If the MAP is reading -5 psi all the time, ignition on, engine running or not, driving around or not, then it is severely f**ked.

Also, you SHOULD NOT BE DRIVING IT WITHOUT A LOAD REFERENCE. You will break the engine. Badly.

  • Like 1
35 minutes ago, Haggerty said:

If I need to go to a professional tuner so be it

You won't need to do that if your happy to learn to tune it yourself.

36 minutes ago, Haggerty said:

and blowing up a few engines

You 100% do not need to do that. It is not part of the learning process. It's not like driving on track and 'finding the limit by stepping over the limit'. You should not ever accidently blow up an engine and you should have setup the ECU's engine protection to save you from yourself while you are learning anyway.

37 minutes ago, Haggerty said:

If I were an expert I wouldn't be in here looking for assistance

Plenty of us have tuned their own cars, myself included.
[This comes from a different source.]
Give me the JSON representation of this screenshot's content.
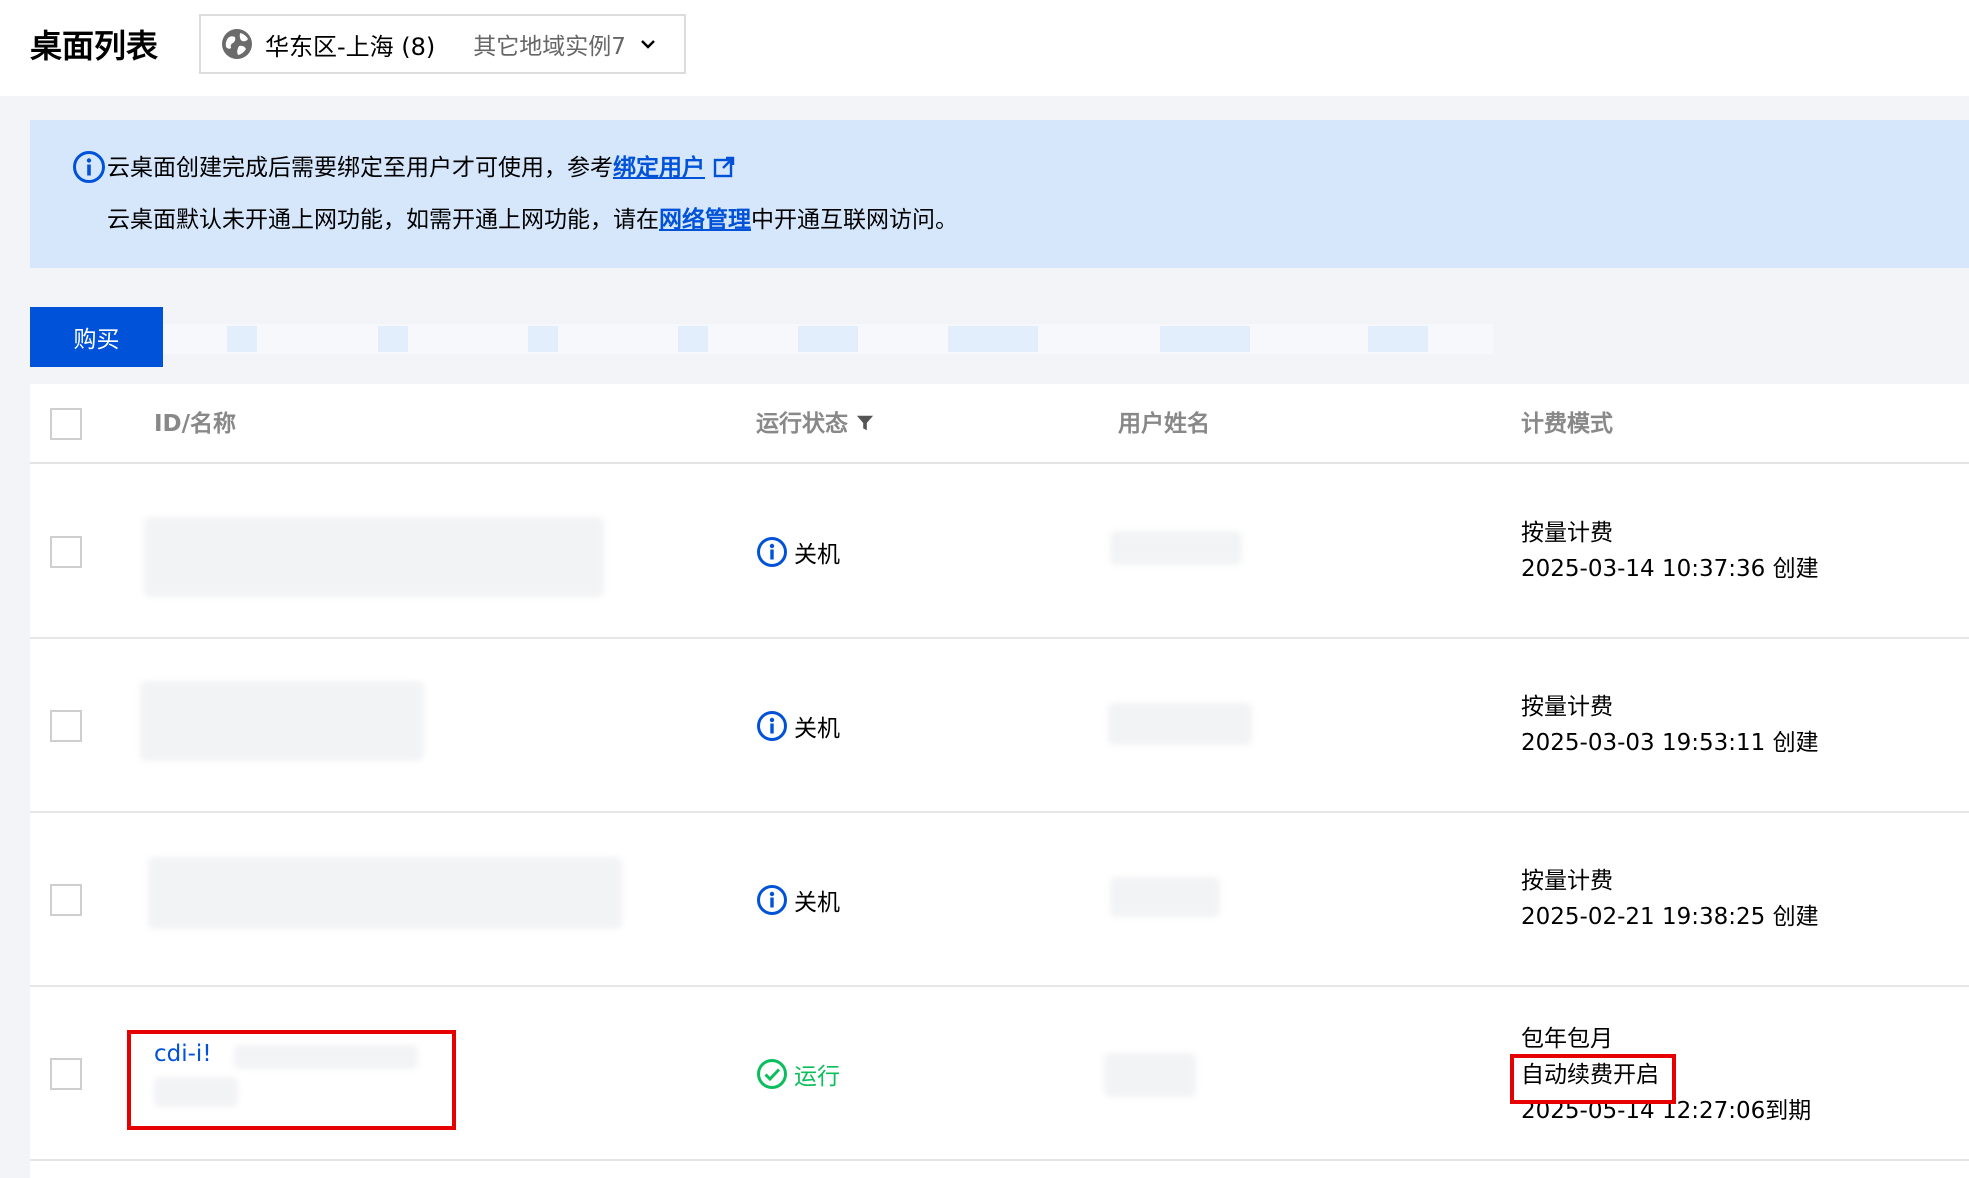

We still come here for advice/guidance/new ideas etc. 

What have you been doing so far to learn how to tune?

3 minutes ago, Murray_Calavera said:

I'm hoping it's something as simple as the ECU is looking for an external MAP sensor, but he is trying to use the onboard MAP sensor.

This IS something you also have to configure in Haltech (or at least I did in the past when going from onboard-to-ECU map sensor and an external MAP sensor in haltech land).

1 hour ago, Haggerty said:

@feartherb26  I do have +T in the works but wanted to wait until Spring to start with that swap since this is my good winter AWD vehicle.  When removing the butterfly, did it leave a bunch of holes in the manifold that you needed to plug?  I thought about removing it but assumed it would be a mess.   I notice no difference when capping the vacuum line to it or letting it do its thing.  This whole thing has convinced me to just get a forward facing manifold when the time comes though.

If you take the top half of the intake off you can unbolt the flap off the shaft and leave the shaft in there blocking the hole. Then you can remove the little vacuum canister off from under the manifold and get a spare vacuum line to run to the ECU.
I can take some photos of it later. Probably best to get the vacuum source to the ECU sorted first though.

Mine all worked mint with the base map from the GTT an I've pretty much let the closed loop sort the fueling and took 1 degree out of the whole timing map.